After a successful build, a new `index.html` will be generated.
### CI Steps
The CI has the following stages:
* `setup-rattler-build` to install the `rattler-build` version. Can use a cached version, if it was built before.
* `generate-recipes` generates the build matrix recipe/platform, so we know what recipes to build.
* `build-and-rebuld-recipe` builds and rebuilds the recipes per platform. This step is cached.
* `patch-db` because the database is a SQLite database we cannot update per job, so we create metadata files that are `patched` into the database, the database is pushed to `main`, this step also generates the `index.html` file.
## Contributing ๐ค
Easiest way to contribute is to create a PR with a new recipe, by adding it to the `config.yaml` file, either through a `remote` or a `local` source. This way we can check
the reproducibility for this specific recipe. This should also help us find `rattler-build` changes that we can make to produce more reproducible builds.

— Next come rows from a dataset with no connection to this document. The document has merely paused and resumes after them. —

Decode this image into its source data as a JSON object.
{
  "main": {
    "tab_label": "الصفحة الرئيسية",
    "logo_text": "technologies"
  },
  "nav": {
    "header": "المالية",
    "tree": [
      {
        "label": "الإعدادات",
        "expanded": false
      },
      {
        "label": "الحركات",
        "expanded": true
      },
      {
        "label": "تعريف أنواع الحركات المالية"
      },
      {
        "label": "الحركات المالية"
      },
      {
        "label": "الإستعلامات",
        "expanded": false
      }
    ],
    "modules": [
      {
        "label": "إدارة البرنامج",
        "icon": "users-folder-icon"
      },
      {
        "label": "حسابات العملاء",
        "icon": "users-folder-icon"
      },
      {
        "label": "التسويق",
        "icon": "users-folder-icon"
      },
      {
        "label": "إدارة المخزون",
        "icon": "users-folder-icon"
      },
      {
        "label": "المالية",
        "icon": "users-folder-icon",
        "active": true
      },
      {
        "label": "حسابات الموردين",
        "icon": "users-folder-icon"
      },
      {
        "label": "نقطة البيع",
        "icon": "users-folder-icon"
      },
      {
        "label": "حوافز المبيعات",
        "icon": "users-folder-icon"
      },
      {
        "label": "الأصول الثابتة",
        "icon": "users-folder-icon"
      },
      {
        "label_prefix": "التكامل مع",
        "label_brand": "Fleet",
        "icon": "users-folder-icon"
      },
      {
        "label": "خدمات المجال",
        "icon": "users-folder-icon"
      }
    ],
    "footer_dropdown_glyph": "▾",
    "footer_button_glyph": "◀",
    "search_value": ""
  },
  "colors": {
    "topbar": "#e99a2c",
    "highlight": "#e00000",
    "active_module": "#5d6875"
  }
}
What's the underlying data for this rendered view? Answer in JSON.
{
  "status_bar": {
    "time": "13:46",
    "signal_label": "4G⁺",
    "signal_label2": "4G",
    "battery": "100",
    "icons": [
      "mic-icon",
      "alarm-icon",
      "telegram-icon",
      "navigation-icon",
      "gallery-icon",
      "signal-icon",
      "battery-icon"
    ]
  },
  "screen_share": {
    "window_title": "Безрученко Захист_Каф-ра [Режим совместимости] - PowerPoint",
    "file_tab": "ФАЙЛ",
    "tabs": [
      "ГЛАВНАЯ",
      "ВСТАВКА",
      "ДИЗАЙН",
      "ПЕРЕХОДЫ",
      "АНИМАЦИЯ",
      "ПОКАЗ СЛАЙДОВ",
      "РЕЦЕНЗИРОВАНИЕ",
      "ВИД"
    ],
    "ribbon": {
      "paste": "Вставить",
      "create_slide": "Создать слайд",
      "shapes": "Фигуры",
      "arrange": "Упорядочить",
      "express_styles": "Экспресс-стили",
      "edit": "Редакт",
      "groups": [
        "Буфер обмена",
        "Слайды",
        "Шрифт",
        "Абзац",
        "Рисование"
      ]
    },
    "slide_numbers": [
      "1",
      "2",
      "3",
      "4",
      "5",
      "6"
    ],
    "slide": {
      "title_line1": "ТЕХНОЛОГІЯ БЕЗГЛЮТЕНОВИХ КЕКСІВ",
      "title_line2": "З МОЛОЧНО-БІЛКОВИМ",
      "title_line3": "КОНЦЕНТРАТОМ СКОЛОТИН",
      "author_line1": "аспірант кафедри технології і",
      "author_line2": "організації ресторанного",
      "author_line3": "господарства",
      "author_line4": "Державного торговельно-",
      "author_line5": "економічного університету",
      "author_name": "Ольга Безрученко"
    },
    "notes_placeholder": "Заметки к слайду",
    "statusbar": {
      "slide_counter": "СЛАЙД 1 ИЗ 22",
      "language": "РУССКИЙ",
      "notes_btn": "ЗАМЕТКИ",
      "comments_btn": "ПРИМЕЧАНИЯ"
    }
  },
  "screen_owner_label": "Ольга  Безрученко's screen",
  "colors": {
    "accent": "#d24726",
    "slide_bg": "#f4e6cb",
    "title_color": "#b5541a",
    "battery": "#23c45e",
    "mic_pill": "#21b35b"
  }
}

You can also help us by debugging packages that fail in build or reproducibility, we've tried to make it easy to run the project locally. We know how annoying it can be to wait for CI. Any improvements here are welcome as well!
## Licensing Information
This repository contains modified recipe scripts derived from the conda-forge project. As these scripts are based on work from conda-forge, they are subject to the conda-forge BSD-3-Clause license. You can find the license details in the `LICENSE_PACKAGES.txt` file in this repository.
By using or redistributing the recipes or packages from this repository, you agree to adhere to the terms of the BSD-3-Clause license provided by conda-forge.